You’d like to think there’s just a feel-good story in the unlikely selection of Mohammed Hameeduddin as mayor of this diverse Bergen County town that is increasingly a stronghold of Orthodox Jews.

And, on balance, that’s probably the bottom line: a Muslim, who first got involved in local politics when his mosque was planning to expand, was picked by his fellow town council members, 5-to-2, as the town’s new mayor on July 1.

[…]

And if the dominant story line was Mr. Hameeduddin’s ascent to the mayor’s chair, there was also bitter disappointment in Teaneck’s black community and intimations of discrimination when another council member, Lizette B. Parker, who had been the deputy mayor and was the top vote-getter in the May election, failed to become the first black woman chosen as mayor.

Sigh.

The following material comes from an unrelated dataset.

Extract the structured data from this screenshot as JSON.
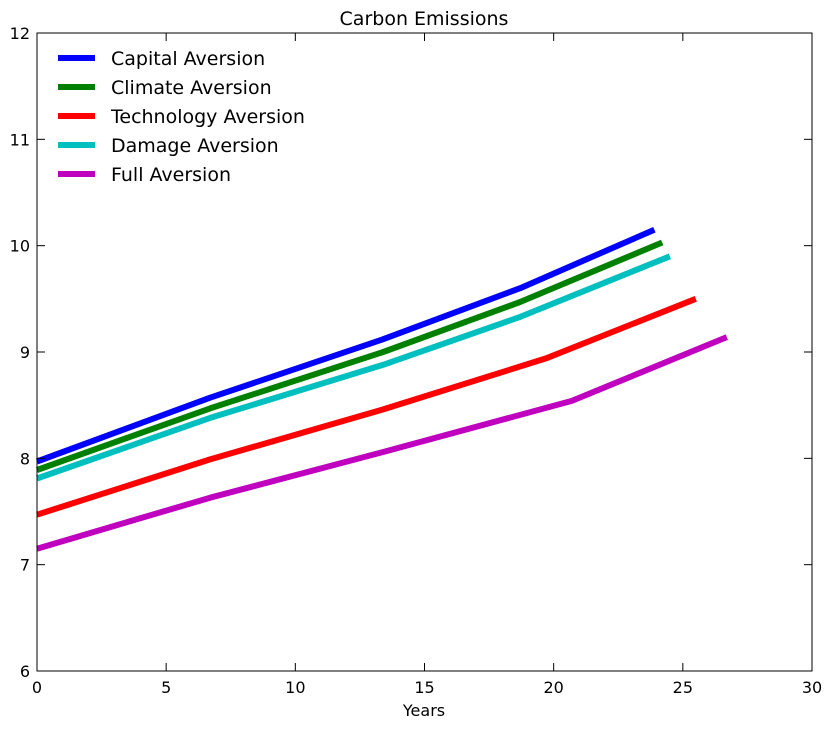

Life’s complicated, particularly in this racially and ethnically diverse town, which became famous in the 1960s as the first community in the nation with a white majority to voluntarily desegregate its public schools. It’s certainly complicated now, with a powerful Orthodox community and 15 synagogues in a town of about 39,000 that is also almost 30 percent black, has a growing Latino population, and enough of a Muslim community to support two mosques and contentious local politics.